Si tomamos en cuenta que 1980 fue la primera vez en que la totalidad de peruanos y peruanas votaron sin restricciones por nivel educativo, sexo u otro, se explica en parte que en el imaginario de algunos sectores quienes tenían restringido antes el voto debieran tenerlo restringido también ahora.

El asunto es que quienes habían sido excluidos por el sistema educativo eran principalmente mujeres, personas indígenas, hablantes de lenguas originarias, habitantes de zonas rurales y empobrecidas.

Esta exclusión del sistema educativo es una expresión del racismo estructural, por el cual el sistema no está diseñado para atender a quienes considera menos ciudadanos (o menos humanos).
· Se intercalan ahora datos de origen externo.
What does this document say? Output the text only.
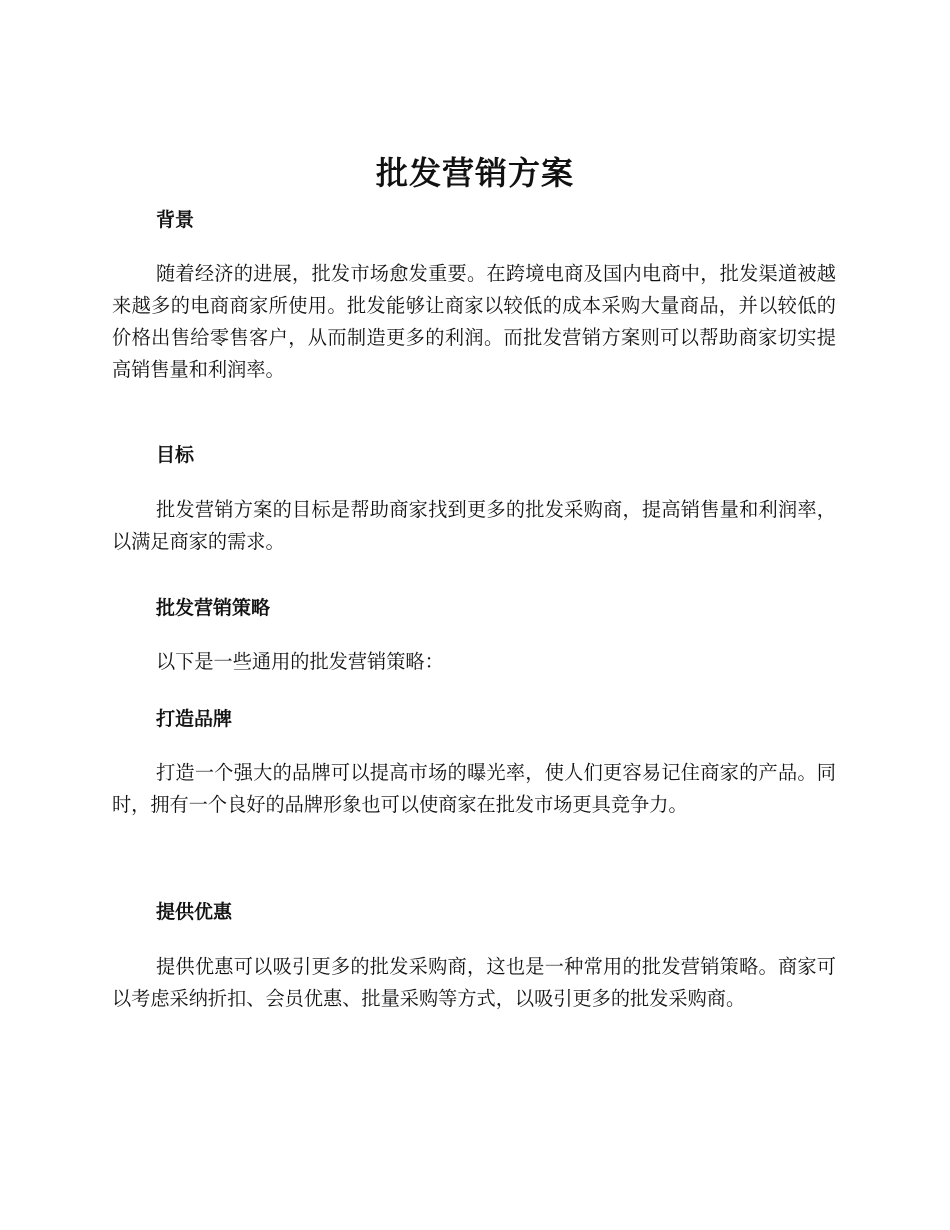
批发营销方案
背景

随着经济的进展，批发市场愈发重要。在跨境电商及国内电商中，批发渠道被越来越多的电商商家所使用。批发能够让商家以较低的成本采购大量商品，并以较低的价格出售给零售客户，从而制造更多的利润。而批发营销方案则可以帮助商家切实提高销售量和利润率。

目标

批发营销方案的目标是帮助商家找到更多的批发采购商，提高销售量和利润率，以满足商家的需求。

批发营销策略

以下是一些通用的批发营销策略：

打造品牌

打造一个强大的品牌可以提高市场的曝光率，使人们更容易记住商家的产品。同时，拥有一个良好的品牌形象也可以使商家在批发市场更具竞争力。

提供优惠

提供优惠可以吸引更多的批发采购商，这也是一种常用的批发营销策略。商家可以考虑采纳折扣、会员优惠、批量采购等方式，以吸引更多的批发采购商。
Y es ese mismo desprecio, el que expresan diversos líderes políticos, especialmente cuando los resultados no les favorecen, desde Vargas Llosa hasta Fujimori Higuchi, pasando por unos cuantos trolls y aspirantes a famosos en las redes sociales.
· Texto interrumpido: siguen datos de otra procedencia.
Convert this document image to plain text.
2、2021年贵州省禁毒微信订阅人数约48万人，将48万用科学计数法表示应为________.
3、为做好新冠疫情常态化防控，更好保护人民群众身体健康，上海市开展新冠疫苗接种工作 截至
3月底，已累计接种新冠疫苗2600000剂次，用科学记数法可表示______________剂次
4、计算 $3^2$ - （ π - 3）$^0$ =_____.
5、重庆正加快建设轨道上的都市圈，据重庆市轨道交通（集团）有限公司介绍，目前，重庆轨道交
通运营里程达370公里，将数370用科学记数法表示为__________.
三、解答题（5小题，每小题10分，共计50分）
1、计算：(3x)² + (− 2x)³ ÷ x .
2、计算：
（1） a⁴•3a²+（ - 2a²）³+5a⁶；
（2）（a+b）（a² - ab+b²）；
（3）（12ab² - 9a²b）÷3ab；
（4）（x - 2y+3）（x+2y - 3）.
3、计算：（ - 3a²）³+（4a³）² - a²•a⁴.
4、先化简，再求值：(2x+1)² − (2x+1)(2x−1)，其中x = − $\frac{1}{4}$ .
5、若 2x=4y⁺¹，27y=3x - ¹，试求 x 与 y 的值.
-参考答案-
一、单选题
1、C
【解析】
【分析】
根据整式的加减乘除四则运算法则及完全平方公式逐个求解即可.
Pero, en las últimas elecciones se cruzó una línea, y aún no encontramos el camino de retorno.

Las expresiones racistas y actitudes discriminatorias que se limitaban a los discursos y los debates presenciales, en medios de comunicación y redes sociales pasaron a la acción el 2021 al interponerse acciones legales para desconocer los votos de personas indígenas, empobrecidas, de ámbitos rurales.
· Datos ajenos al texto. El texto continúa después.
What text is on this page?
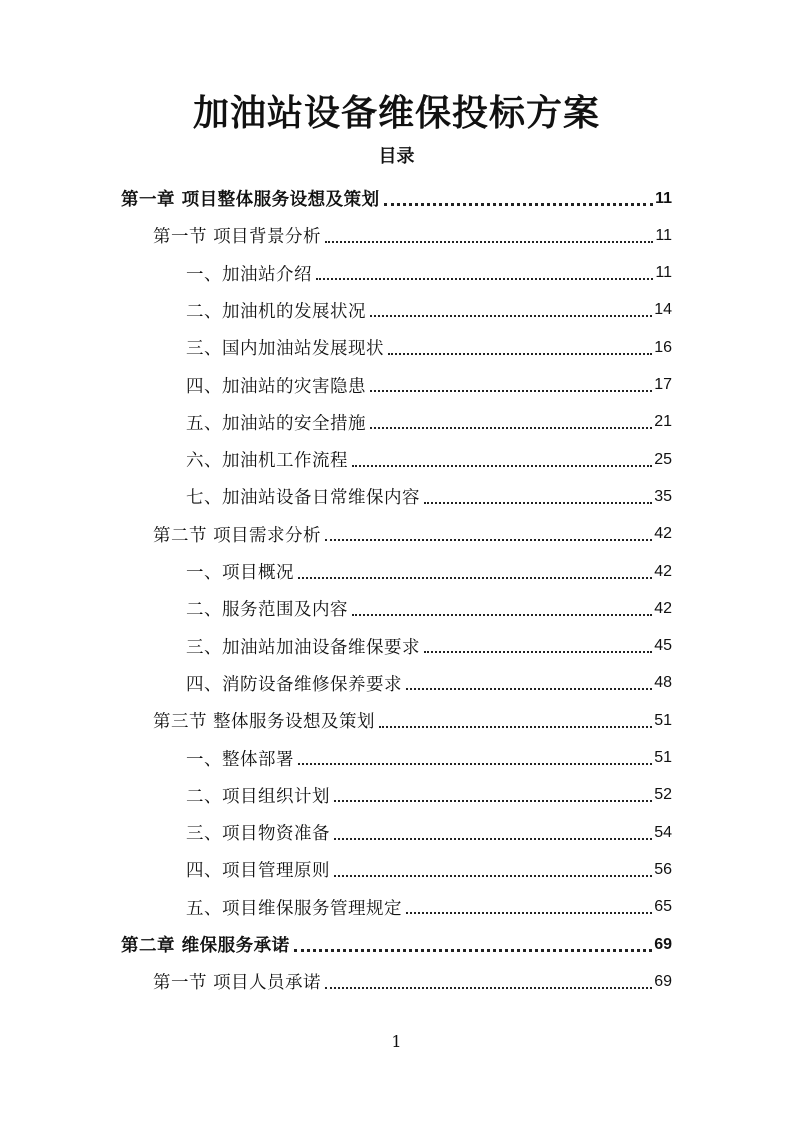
加油站设备维保投标方案
目录
第一章 项目整体服务设想及策划	11
第一节 项目背景分析	11
一、加油站介绍	11
二、加油机的发展状况	14
三、国内加油站发展现状	16
四、加油站的灾害隐患	17
五、加油站的安全措施	21
六、加油机工作流程	25
七、加油站设备日常维保内容	35
第二节 项目需求分析	42
一、项目概况	42
二、服务范围及内容	42
三、加油站加油设备维保要求	45
四、消防设备维修保养要求	48
第三节 整体服务设想及策划	51
一、整体部署	51
二、项目组织计划	52
三、项目物资准备	54
四、项目管理原则	56
五、项目维保服务管理规定	65
第二章 维保服务承诺	69
第一节 项目人员承诺	69
1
Hasta el día de hoy, diversos líderes de derechas que perdieron la contienda sostienen que hubo fraude. Esto a pesar de no existir evidencia de ello como lo han demostrado las autoridades electorales y el propio informe desarrollado por estas tiendas políticas en el Congreso.

Uno de los argumentos era que las firmas eran algo diferentes del documento de identidad o que el trazo no era firme. Este argumento invisibiliza de manera deliberada que la calidad educativa ofrecida en esas zonas es deplorable, y que además si solo se emplea la escritura o la firma eventualmente, se va perdiendo destreza. 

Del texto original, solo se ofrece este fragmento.